Let $X \subseteq \mathbb A^n$ and $Y \subseteq \mathbb A^m$ be Zariski closed. Then the (Zariski) product $X \times Y \subseteq \mathbb A^{n + m}$ is closed and there is a projection map $p\colon X \times Y \to X$ which is continuous in the Zariski topology.
Question: When is $p$ an open map?
This is always the case when $X \times Y$ is given the product topology but here we give it the Zariski product topology and when we do that the result is not always true. I know it's true when $X$ and $Y$ are irreducible and the field is algebraically closed. Martin gave a very short answer to that effect here (and if someone could point me too a more elementary proof in that case I would appreciate it). The projection $\mathbb R^2 \to \mathbb R$ onto the first coordinate is not open (look at the complement of a circle) so even when $X$ and $Y$ are irreducible we need the field to be algebraically closed. What about when the field is algebraically closed but $X$ and $Y$ are not necessarily irreducible?
Best Answer
Yes, the projection $p:X\times Y\to X$ is always an open map.
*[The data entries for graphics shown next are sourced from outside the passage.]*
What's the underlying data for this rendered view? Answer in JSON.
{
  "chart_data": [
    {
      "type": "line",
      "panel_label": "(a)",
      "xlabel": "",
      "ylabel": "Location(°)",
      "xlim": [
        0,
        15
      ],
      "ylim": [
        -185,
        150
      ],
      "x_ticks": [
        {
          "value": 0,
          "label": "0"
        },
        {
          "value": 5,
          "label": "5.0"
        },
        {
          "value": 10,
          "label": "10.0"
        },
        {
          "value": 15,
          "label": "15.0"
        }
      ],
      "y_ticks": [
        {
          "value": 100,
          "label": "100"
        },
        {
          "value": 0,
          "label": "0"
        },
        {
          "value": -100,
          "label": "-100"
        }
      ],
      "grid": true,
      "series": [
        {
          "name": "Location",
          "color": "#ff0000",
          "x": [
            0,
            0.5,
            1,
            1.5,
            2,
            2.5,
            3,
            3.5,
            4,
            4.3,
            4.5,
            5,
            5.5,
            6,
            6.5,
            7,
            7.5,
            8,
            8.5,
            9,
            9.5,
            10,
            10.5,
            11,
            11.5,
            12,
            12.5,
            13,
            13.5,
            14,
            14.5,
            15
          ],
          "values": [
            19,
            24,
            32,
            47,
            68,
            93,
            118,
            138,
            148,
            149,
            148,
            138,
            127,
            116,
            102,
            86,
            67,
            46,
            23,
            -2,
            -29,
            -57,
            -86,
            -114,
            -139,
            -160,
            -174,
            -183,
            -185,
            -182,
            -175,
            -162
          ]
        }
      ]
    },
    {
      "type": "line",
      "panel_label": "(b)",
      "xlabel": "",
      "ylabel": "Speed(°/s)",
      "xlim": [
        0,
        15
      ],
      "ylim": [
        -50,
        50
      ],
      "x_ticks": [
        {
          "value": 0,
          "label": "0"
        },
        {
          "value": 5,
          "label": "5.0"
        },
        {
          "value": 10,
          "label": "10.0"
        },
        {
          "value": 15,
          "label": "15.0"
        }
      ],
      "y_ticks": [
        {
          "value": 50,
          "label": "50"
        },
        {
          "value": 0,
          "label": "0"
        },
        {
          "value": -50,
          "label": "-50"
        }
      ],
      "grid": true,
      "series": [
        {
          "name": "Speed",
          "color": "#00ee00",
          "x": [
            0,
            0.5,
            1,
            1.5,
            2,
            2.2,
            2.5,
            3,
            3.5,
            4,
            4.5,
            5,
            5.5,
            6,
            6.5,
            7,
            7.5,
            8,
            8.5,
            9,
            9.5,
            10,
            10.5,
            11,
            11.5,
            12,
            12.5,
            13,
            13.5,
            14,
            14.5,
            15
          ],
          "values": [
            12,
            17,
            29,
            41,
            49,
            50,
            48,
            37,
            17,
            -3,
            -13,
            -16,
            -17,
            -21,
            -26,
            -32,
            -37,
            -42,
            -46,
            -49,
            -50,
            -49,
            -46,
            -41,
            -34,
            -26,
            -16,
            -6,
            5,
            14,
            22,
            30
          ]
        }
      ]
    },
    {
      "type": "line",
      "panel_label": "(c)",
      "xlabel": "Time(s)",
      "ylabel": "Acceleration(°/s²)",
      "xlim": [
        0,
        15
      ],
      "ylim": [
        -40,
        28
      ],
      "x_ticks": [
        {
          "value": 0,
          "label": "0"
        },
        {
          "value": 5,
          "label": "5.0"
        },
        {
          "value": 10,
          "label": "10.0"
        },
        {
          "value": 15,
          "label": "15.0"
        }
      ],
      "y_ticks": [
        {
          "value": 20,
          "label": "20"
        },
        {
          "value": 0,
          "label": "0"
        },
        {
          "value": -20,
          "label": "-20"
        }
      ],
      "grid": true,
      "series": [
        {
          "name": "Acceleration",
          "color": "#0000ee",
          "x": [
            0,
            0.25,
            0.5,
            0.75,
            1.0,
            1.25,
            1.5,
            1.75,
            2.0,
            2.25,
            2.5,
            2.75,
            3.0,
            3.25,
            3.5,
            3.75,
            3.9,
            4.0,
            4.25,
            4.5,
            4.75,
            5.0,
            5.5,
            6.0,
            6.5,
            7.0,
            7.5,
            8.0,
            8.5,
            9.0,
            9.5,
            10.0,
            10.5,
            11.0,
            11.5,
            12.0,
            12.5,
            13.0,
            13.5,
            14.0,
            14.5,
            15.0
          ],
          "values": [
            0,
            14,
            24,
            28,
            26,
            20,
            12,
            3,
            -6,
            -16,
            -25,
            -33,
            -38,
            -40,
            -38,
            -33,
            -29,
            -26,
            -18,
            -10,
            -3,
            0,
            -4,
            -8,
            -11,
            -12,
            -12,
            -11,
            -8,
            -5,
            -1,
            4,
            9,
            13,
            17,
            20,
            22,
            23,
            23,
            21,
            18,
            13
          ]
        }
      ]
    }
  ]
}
This follows from the following purely algebraic fact:
Theorem
Given two algebras $R,S$ over a field $k$, the projection morphism $Spec(R\otimes_k S)\to Spec(S)$ is open.
Note that there are no finiteness conditions on the algebras.
The proof can be found in De Jong and collaborators' Stacks Project, Lemma 9.38.10.
A more advanced geometric interpretation of this result is that for a scheme $X$ over a field $k$, the structural morphism $X\to Spec(k)$ is universally open.